Lucio is also resolute when questioned about the intricacies of his craft. And while the zeitgeist appears to favour science over art, he comes across as a Renaissance man.

“AI, predictive technologies and martech are all very important and we should all understand when they work and when they don’t work.

“But what is often overlooked when you’re trying to build a strong connection with your user base are some fundamental things - we’re talking hopes, fears and expectations.

“You need to resonate emotionally in an environment where there’s 360 degree noise - you need to transcend and to have superior storytelling.

“The brands that have been built to stand the test of time are anchored in purpose. They play a meaningful role in people’s lives. They have a very deep connection with their users that goes beyond the utility of the product. They behave with integrity, and are constantly renovating themselves to deliver on their vision.”

And nearly a year in, Lucio says he has seen a “radical change” at Facebook, describing a “significant cultural shift” driven by CEO Mark Zuckerberg through the leadership team.

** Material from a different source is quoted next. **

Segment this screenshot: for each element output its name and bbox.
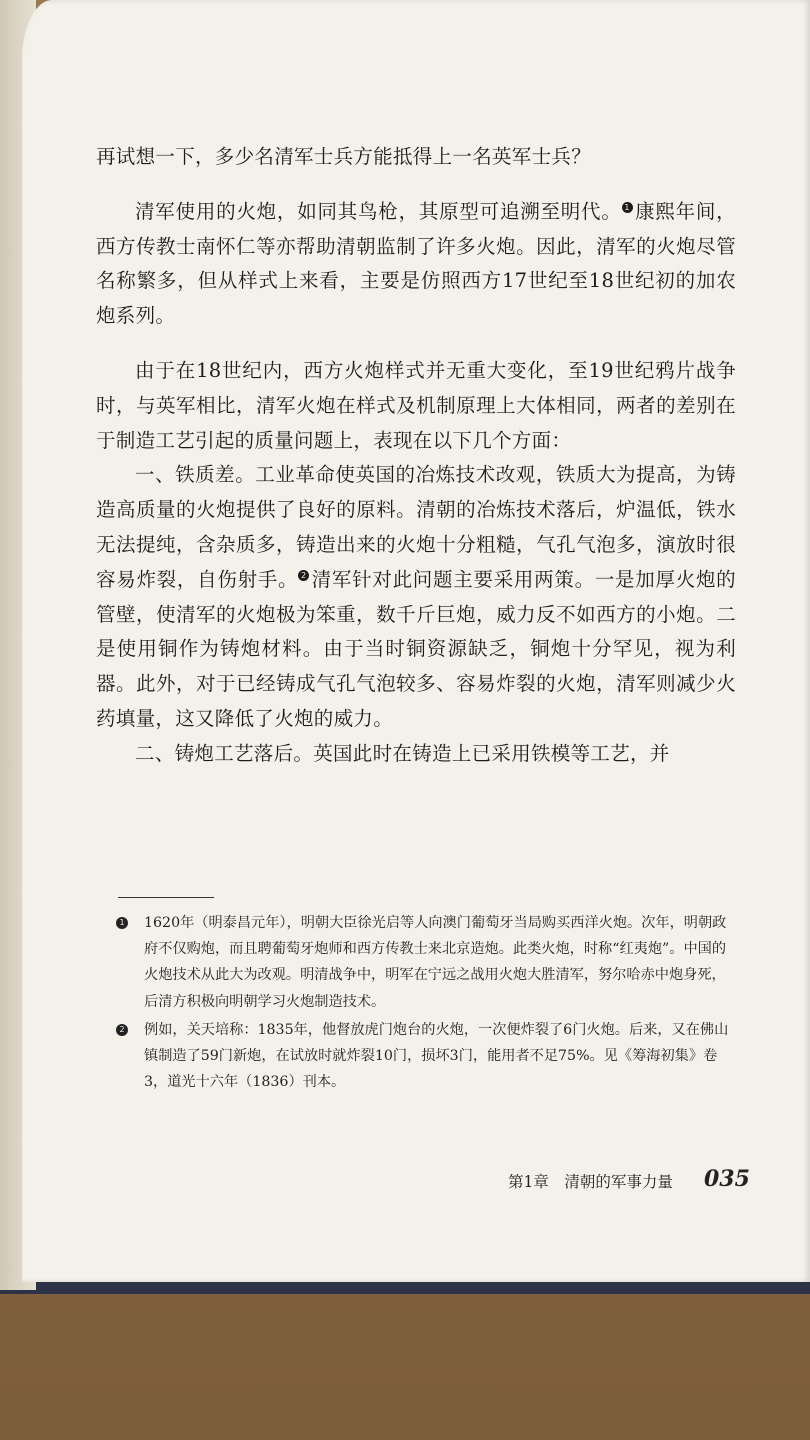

He adds: “There are four main elements to it: progress in social impact, creating meaningful experiences that significantly enhance people’s lives, and focusing on building our business by building other businesses. The fourth is around how we proactively tell the story of the progress of the first three elements.

“The challenges we face are the same and will be the same for the next five years - rebuilding trust and rebuilding value for each of the apps. In order to do that we need to be purposeful and consistent in all the things we need to fix and the stories we need to tell.”